“This is the highest concentration of jets known anywhere,” said Bo Reipurth of the University of Hawaii’s Institute for Astronomy (IfA). “We also think the very dynamic environment causes some of the lowest mass stars in the area to be expelled, and our Gemini data are supporting that idea.”
Reipurth along with Colin Aspin, also at the IfA, are using the Gemini North data from the Gemini Multi-Object Spectrograph (GMOS), as well as the Gemini Near-Infrared Imager, to study the region that was discovered in 1963 by George Herbig and Len Kuhi. Located in the Orion B cloud, at a distance of about 400 parsecs, or about 1,300 light-years from our solar system, this region is rich in young stars and has been extensively studied in all types of light, from radio waves to X-rays.
“The Gemini data are the best ever obtained from the ground of this remarkable jet complex and are showing us striking new detail,” said Aspin. Reipurth and Aspin add that they are particularly interested in the fine structure and “excitation distribution” of these jets.
“One jet is highly disturbed, suggesting that the source may be a close binary whose orbit perturbs the jet body,” said Reipurth.
The researchers report that the jet complex emanates from what is called a Class-I protostar, SSV63, which high-resolution infrared imaging reveals to have at least five components. More sources are found in this region, but only at longer submillimeter wavelengths of light, suggesting that there are even younger and more deeply embedded sources in the region. All of these embedded sources are located within the dense molecular cloud core.

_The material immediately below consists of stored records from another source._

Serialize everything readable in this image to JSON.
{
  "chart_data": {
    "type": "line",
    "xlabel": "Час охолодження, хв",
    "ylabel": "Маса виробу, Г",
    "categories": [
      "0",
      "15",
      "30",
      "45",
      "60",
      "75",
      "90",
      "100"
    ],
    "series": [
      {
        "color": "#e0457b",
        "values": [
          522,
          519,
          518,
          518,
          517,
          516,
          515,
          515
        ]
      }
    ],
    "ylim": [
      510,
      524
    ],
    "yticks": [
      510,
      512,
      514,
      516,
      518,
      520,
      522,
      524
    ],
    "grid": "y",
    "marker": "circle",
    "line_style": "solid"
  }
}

A search for dim optical and infrared young stars has revealed several faint optical stars located well outside the star-forming core. In particular, a halo of five faint hydrogen-alpha emission stars, which emit large amounts of red light, has been found with GMOS surrounding the HH 24 complex well outside the dense cloud core. Gemini spectroscopy of the hydrogen alpha emission stars show that they are early or mid-M dwarfs — very low-mass stars — with at least one of which being a borderline brown dwarf.

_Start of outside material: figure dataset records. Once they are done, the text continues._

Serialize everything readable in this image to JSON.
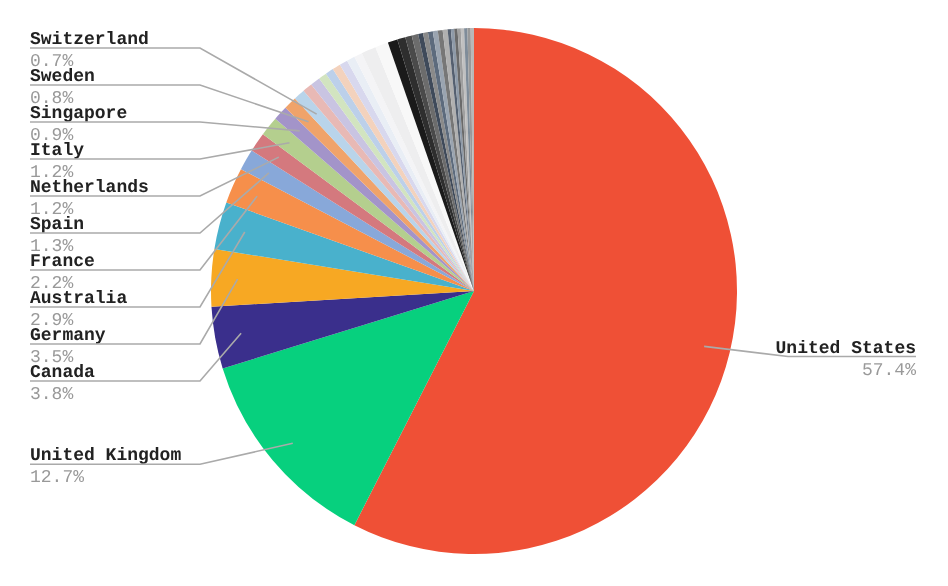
{
  "chart_data": {
    "type": "pie",
    "legend": false,
    "categories": [
      "United States",
      "United Kingdom",
      "Canada",
      "Germany",
      "Australia",
      "France",
      "Spain",
      "Netherlands",
      "Italy",
      "Singapore",
      "Sweden",
      "Switzerland",
      null,
      null,
      null,
      null,
      null,
      null,
      null,
      null,
      null,
      null,
      null,
      null,
      null,
      null,
      null,
      null,
      null,
      null,
      null,
      null,
      null,
      null,
      null,
      null,
      null,
      null,
      null,
      null
    ],
    "values": [
      57.4,
      12.7,
      3.8,
      3.5,
      2.9,
      2.2,
      1.3,
      1.2,
      1.2,
      0.9,
      0.8,
      0.7,
      0.6,
      0.6,
      0.5,
      0.5,
      0.5,
      0.5,
      0.5,
      0.5,
      0.9,
      0.8,
      0.6,
      0.5,
      0.4,
      0.4,
      0.3,
      0.3,
      0.3,
      0.3,
      0.3,
      0.3,
      0.2,
      0.2,
      0.2,
      0.2,
      0.2,
      0.2,
      0.2,
      0.2
    ],
    "colors": [
      "#ef5036",
      "#07d07e",
      "#3a2f8c",
      "#f7a823",
      "#49b1cc",
      "#f68f4b",
      "#88a8d9",
      "#d4797e",
      "#b4cf8e",
      "#a394c9",
      "#f0a36a",
      "#b9d4ea",
      "#e8b9b5",
      "#c9c4e2",
      "#d2e4c0",
      "#bcd0ea",
      "#f3d2bd",
      "#d8d8ee",
      "#e9eef5",
      "#f4f4f6",
      "#eeeeef",
      "#f8f8f8",
      "#1a1a1a",
      "#2e2e2e",
      "#4a4a4a",
      "#6c6c6c",
      "#3f4a5a",
      "#8a8a8a",
      "#5d6b7d",
      "#9aa4b0",
      "#777777",
      "#b0b0b0",
      "#556070",
      "#8e9aa8",
      "#6a6a6a",
      "#a0a0a0",
      "#c0c0c0",
      "#7f8c99",
      "#999999",
      "#b8b8b8"
    ],
    "value_labels": [
      "57.4%",
      "12.7%",
      "3.8%",
      "3.5%",
      "2.9%",
      "2.2%",
      "1.3%",
      "1.2%",
      "1.2%",
      "0.9%",
      "0.8%",
      "0.7%",
      null,
      null,
      null,
      null,
      null,
      null,
      null,
      null,
      null,
      null,
      null,
      null,
      null,
      null,
      null,
      null,
      null,
      null,
      null,
      null,
      null,
      null,
      null,
      null,
      null,
      null,
      null,
      null
    ]
  }
}
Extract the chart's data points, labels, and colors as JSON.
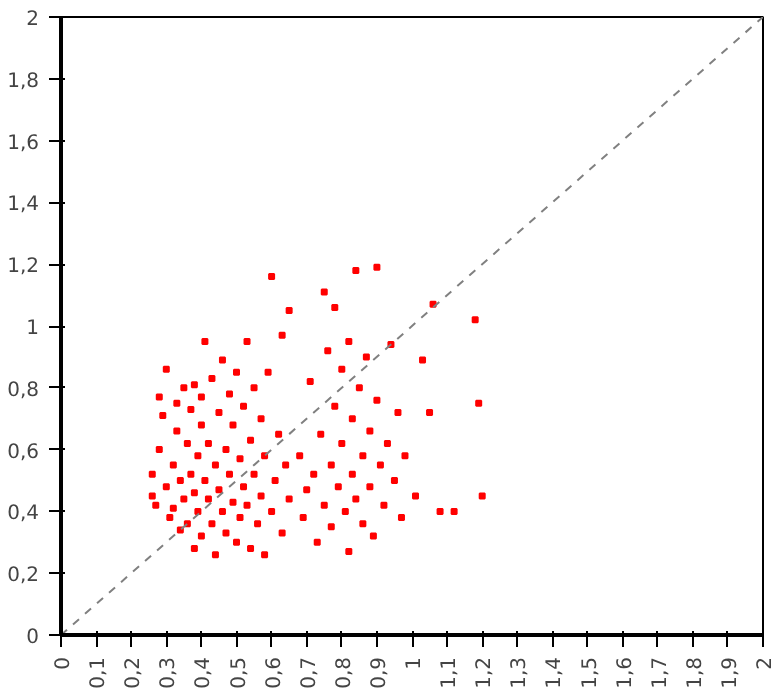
{
  "chart_data": {
    "type": "scatter",
    "xlim": [
      0,
      2
    ],
    "ylim": [
      0,
      2
    ],
    "xticks": [
      0,
      {
        "value": 0.1,
        "label": "0,1"
      },
      {
        "value": 0.2,
        "label": "0,2"
      },
      {
        "value": 0.3,
        "label": "0,3"
      },
      {
        "value": 0.4,
        "label": "0,4"
      },
      {
        "value": 0.5,
        "label": "0,5"
      },
      {
        "value": 0.6,
        "label": "0,6"
      },
      {
        "value": 0.7,
        "label": "0,7"
      },
      {
        "value": 0.8,
        "label": "0,8"
      },
      {
        "value": 0.9,
        "label": "0,9"
      },
      1,
      {
        "value": 1.1,
        "label": "1,1"
      },
      {
        "value": 1.2,
        "label": "1,2"
      },
      {
        "value": 1.3,
        "label": "1,3"
      },
      {
        "value": 1.4,
        "label": "1,4"
      },
      {
        "value": 1.5,
        "label": "1,5"
      },
      {
        "value": 1.6,
        "label": "1,6"
      },
      {
        "value": 1.7,
        "label": "1,7"
      },
      {
        "value": 1.8,
        "label": "1,8"
      },
      {
        "value": 1.9,
        "label": "1,9"
      },
      2
    ],
    "yticks": [
      0,
      {
        "value": 0.2,
        "label": "0,2"
      },
      {
        "value": 0.4,
        "label": "0,4"
      },
      {
        "value": 0.6,
        "label": "0,6"
      },
      {
        "value": 0.8,
        "label": "0,8"
      },
      1,
      {
        "value": 1.2,
        "label": "1,2"
      },
      {
        "value": 1.4,
        "label": "1,4"
      },
      {
        "value": 1.6,
        "label": "1,6"
      },
      {
        "value": 1.8,
        "label": "1,8"
      },
      2
    ],
    "grid": false,
    "marker": "square",
    "series": [
      {
        "color": "#ff0000",
        "x": [
          0.26,
          0.26,
          0.27,
          0.28,
          0.28,
          0.29,
          0.3,
          0.3,
          0.31,
          0.32,
          0.32,
          0.33,
          0.33,
          0.34,
          0.34,
          0.35,
          0.35,
          0.36,
          0.36,
          0.37,
          0.37,
          0.38,
          0.38,
          0.38,
          0.39,
          0.39,
          0.4,
          0.4,
          0.4,
          0.41,
          0.41,
          0.42,
          0.42,
          0.43,
          0.43,
          0.44,
          0.44,
          0.45,
          0.45,
          0.46,
          0.46,
          0.47,
          0.47,
          0.48,
          0.48,
          0.49,
          0.49,
          0.5,
          0.5,
          0.51,
          0.51,
          0.52,
          0.52,
          0.53,
          0.53,
          0.54,
          0.54,
          0.55,
          0.55,
          0.56,
          0.57,
          0.57,
          0.58,
          0.58,
          0.59,
          0.6,
          0.6,
          0.61,
          0.62,
          0.63,
          0.63,
          0.64,
          0.65,
          0.65,
          0.68,
          0.69,
          0.7,
          0.71,
          0.72,
          0.73,
          0.74,
          0.75,
          0.75,
          0.76,
          0.77,
          0.77,
          0.78,
          0.78,
          0.79,
          0.8,
          0.8,
          0.81,
          0.82,
          0.82,
          0.83,
          0.83,
          0.84,
          0.84,
          0.85,
          0.86,
          0.86,
          0.87,
          0.88,
          0.88,
          0.89,
          0.9,
          0.9,
          0.91,
          0.92,
          0.93,
          0.94,
          0.95,
          0.96,
          0.97,
          0.98,
          1.01,
          1.03,
          1.06,
          1.08,
          1.12,
          1.18,
          1.19,
          1.2,
          1.05
        ],
        "values": [
          0.52,
          0.45,
          0.42,
          0.77,
          0.6,
          0.71,
          0.86,
          0.48,
          0.38,
          0.55,
          0.41,
          0.75,
          0.66,
          0.34,
          0.5,
          0.8,
          0.44,
          0.62,
          0.36,
          0.73,
          0.52,
          0.81,
          0.28,
          0.46,
          0.58,
          0.4,
          0.77,
          0.68,
          0.32,
          0.95,
          0.5,
          0.44,
          0.62,
          0.83,
          0.36,
          0.55,
          0.26,
          0.72,
          0.47,
          0.89,
          0.4,
          0.6,
          0.33,
          0.78,
          0.52,
          0.43,
          0.68,
          0.3,
          0.85,
          0.57,
          0.38,
          0.48,
          0.74,
          0.95,
          0.42,
          0.63,
          0.28,
          0.52,
          0.8,
          0.36,
          0.45,
          0.7,
          0.58,
          0.26,
          0.85,
          1.16,
          0.4,
          0.5,
          0.65,
          0.97,
          0.33,
          0.55,
          1.05,
          0.44,
          0.58,
          0.38,
          0.47,
          0.82,
          0.52,
          0.3,
          0.65,
          1.11,
          0.42,
          0.92,
          0.55,
          0.35,
          1.06,
          0.74,
          0.48,
          0.86,
          0.62,
          0.4,
          0.95,
          0.27,
          0.7,
          0.52,
          1.18,
          0.44,
          0.8,
          0.58,
          0.36,
          0.9,
          0.66,
          0.48,
          0.32,
          1.19,
          0.76,
          0.55,
          0.42,
          0.62,
          0.94,
          0.5,
          0.72,
          0.38,
          0.58,
          0.45,
          0.89,
          1.07,
          0.4,
          0.4,
          1.02,
          0.75,
          0.45,
          0.72
        ]
      },
      {
        "type": "line",
        "color": "#808080",
        "line_style": "dashed",
        "marker": "none",
        "x": [
          0,
          2
        ],
        "values": [
          0,
          2
        ]
      }
    ]
  }
}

The presence of these five low-mass stars well outside the star-forming cloud core is puzzling because in their present location the gas is far too tenuous for the stars to have formed there. Instead, they are likely orphaned protostars ejected shortly after birth from the nearby star-forming core. Such ejections occur when many stars are formed closely together within the same cloud core. The crowded stars start moving around each other in a chaotic dance, ultimately leading to the ejection of the smallest ones.

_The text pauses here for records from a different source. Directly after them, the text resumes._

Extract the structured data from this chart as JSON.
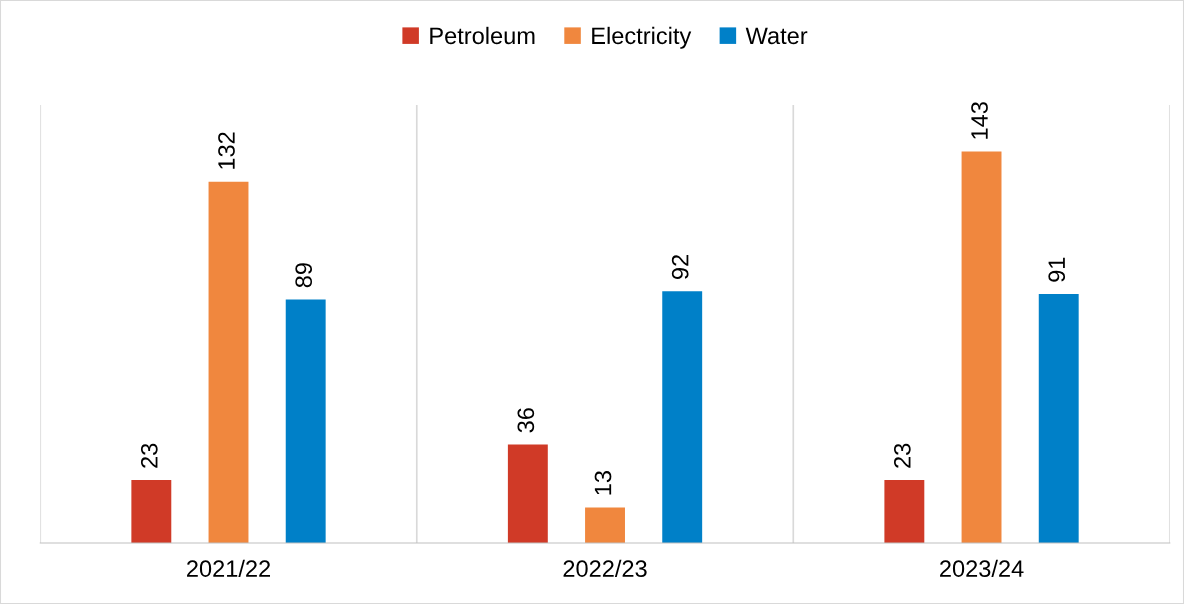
{
  "chart_data": {
    "type": "bar",
    "categories": [
      "2021/22",
      "2022/23",
      "2023/24"
    ],
    "series": [
      {
        "name": "Petroleum",
        "color": "#d03a27",
        "values": [
          23,
          36,
          23
        ]
      },
      {
        "name": "Electricity",
        "color": "#f0873e",
        "values": [
          132,
          13,
          143
        ]
      },
      {
        "name": "Water",
        "color": "#0080c8",
        "values": [
          89,
          92,
          91
        ]
      }
    ],
    "ylim": [
      0,
      160
    ],
    "tick_labels": "x",
    "data_labels": true,
    "grid": "x",
    "legend": "top"
  }
}
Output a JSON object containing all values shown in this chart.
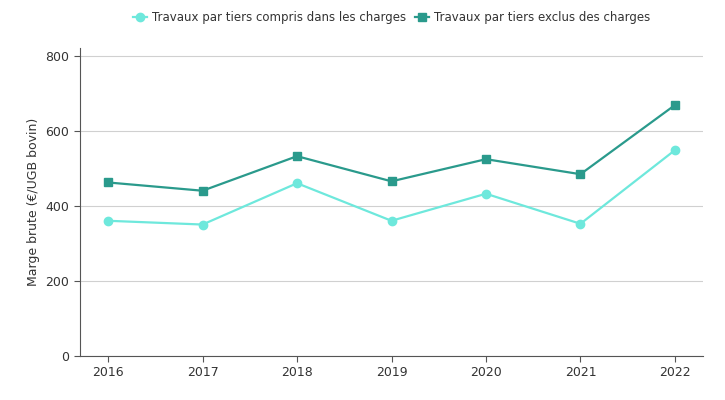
{
  "years": [
    2016,
    2017,
    2018,
    2019,
    2020,
    2021,
    2022
  ],
  "series1_label": "Travaux par tiers compris dans les charges",
  "series1_values": [
    360,
    350,
    460,
    360,
    432,
    352,
    548
  ],
  "series1_color": "#6EE8DC",
  "series1_marker": "o",
  "series2_label": "Travaux par tiers exclus des charges",
  "series2_values": [
    462,
    440,
    532,
    465,
    524,
    484,
    668
  ],
  "series2_color": "#2A9A8C",
  "series2_marker": "s",
  "ylabel": "Marge brute (€/UGB bovin)",
  "ylim": [
    0,
    820
  ],
  "yticks": [
    0,
    200,
    400,
    600,
    800
  ],
  "background_color": "#ffffff",
  "grid_color": "#d0d0d0",
  "linewidth": 1.6,
  "markersize": 6,
  "spine_color": "#555555"
}
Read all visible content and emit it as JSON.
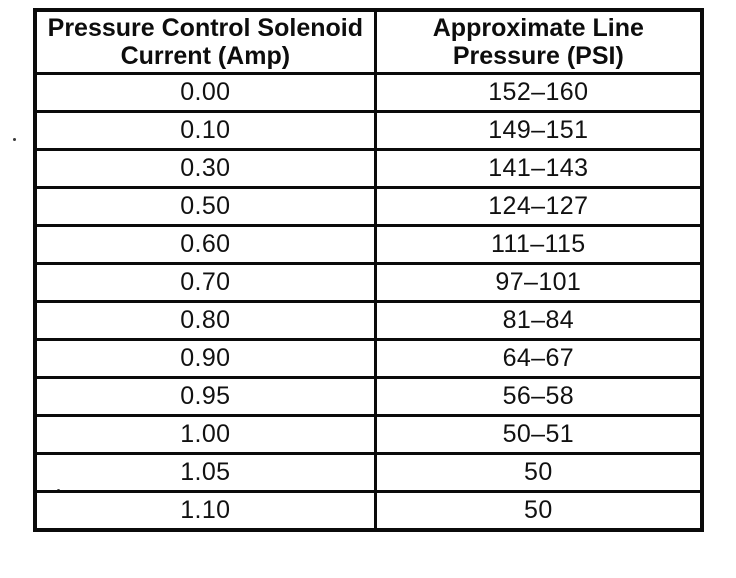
{
  "page": {
    "kind": "scanned-manual-table"
  },
  "colors": {
    "ink": "#0d0d0d",
    "paper": "#ffffff"
  },
  "table": {
    "columns": [
      {
        "line1": "Pressure Control Solenoid",
        "line2": "Current (Amp)"
      },
      {
        "line1": "Approximate Line",
        "line2": "Pressure (PSI)"
      }
    ],
    "rows": [
      {
        "current": "0.00",
        "pressure": "152–160"
      },
      {
        "current": "0.10",
        "pressure": "149–151"
      },
      {
        "current": "0.30",
        "pressure": "141–143"
      },
      {
        "current": "0.50",
        "pressure": "124–127"
      },
      {
        "current": "0.60",
        "pressure": "111–115"
      },
      {
        "current": "0.70",
        "pressure": "97–101"
      },
      {
        "current": "0.80",
        "pressure": "81–84"
      },
      {
        "current": "0.90",
        "pressure": "64–67"
      },
      {
        "current": "0.95",
        "pressure": "56–58"
      },
      {
        "current": "1.00",
        "pressure": "50–51"
      },
      {
        "current": "1.05",
        "pressure": "50"
      },
      {
        "current": "1.10",
        "pressure": "50"
      }
    ]
  }
}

A consequence of such ejections is that pairs of the remaining stars bind together gravitationally. The dense gas that surrounds the newly formed pairs brakes their motion, so they gradually spiral together to form tight binary systems with highly eccentric orbits. Each time the two components are closest in their orbits they disturb each other, leading to accretion of gas and an outflow event that we see as supersonic jets. The many knots in the jets thus represent a series of such perturbations.